Александр Русланович нарочно настоял на таком, явно избыточном сроке – дабы показать, что мы абсолютно никуда не спешим. В отличие от.
– Послезавтра с вами уже будут говорить наши винтовки! – грозно заявила мне Ольга на прощание.
* * *
Винтовки и впрямь заговорили, причем куда раньше обещанного девицей-центурионом – в полдень в лагере Легиона началась беспорядочная стрельба. Через четверть часа она начала понемногу стихать, но отдельные выстрелы продолжали звучать на протяжении минут сорока. А еще через двадцать минут под стены кремля с белым флагом явился тот самый опцион, что нагнулся утром за пергаментом – и сообщил о согласии черни со всеми условиями Петрова-Боширова.

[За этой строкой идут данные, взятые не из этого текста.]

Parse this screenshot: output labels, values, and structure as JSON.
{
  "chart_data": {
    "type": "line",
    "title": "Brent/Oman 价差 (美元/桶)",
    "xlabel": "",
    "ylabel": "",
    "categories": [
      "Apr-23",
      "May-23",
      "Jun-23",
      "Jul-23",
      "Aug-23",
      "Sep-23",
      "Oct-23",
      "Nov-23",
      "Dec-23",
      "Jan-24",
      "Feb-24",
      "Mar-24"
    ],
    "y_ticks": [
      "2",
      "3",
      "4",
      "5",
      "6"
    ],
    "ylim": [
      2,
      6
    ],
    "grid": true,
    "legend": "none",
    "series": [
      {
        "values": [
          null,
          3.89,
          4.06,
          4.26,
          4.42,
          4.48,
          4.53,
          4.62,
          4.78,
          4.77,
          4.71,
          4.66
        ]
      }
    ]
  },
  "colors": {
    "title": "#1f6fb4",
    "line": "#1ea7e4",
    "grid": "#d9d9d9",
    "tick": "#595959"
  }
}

Ольга на эту встречу не пришла. Интересоваться о ее судьбе у опциона мне показалось неуместным, а сам легионер этой темы также не поднимал.
Ни в этот день, ни позднее, Кузяеву я больше не видел. Ни живой, ни мертвой.
Глава 19
в которой я не заканчиваю доклада
Я стоял перед столом Петрова-Боширова и воодушевленно рапортовал об итогах похода в «запретные земли» – первого, осуществленного совместно с отделением только что сформированного в кремле Черного полка. Командиром оного полка, к слову, был назначен князь Хилков. Сам Иван Иванович в этой, по-своему, пробной, вылазке за стены участия не принимал и теперь вместе с ротмистром жадно меня слушал, не пропуская ни слова и время от времени задавая уточняющие вопросы.
Ну а мне было чем похвастаться: шестьдесят пудов отборного пшена, почти столько же – картошки (правда, частично подмороженной), две дюжины бочек солонины, мешок восточных специй… Ну и тринадцать подстреленных серых сколопендр, семь сбитых в воздухе ковидл, четыре рассыпавшихся в прах крастикрабса и аж пара уничтоженных плевунов-серпенсоидов. А развоплощенных рогачей, как обычно – до духа! При всем при том, в нашем сводном отряде – ни единой царапины! Ни у нас с Машкой (из «выездной» четверки на миссию ходили мы с «длинноножкой»), ни у новоиспеченного вахмистра Черного полка молодого барона фон Функа, бывшего моего однокашника по Федоровке, ни у рядовых стрелков из числа черни!
В своем рассказе я как раз добрался до момента, как тремя дружными залпами мои бравые бойцы расчистили нам от бестелесных злыдней подходы к погребам с картофелем, когда дверь кабинета вдруг отворилась, и внутрь без стука и доклада вошел Светлейший князь Всеволод.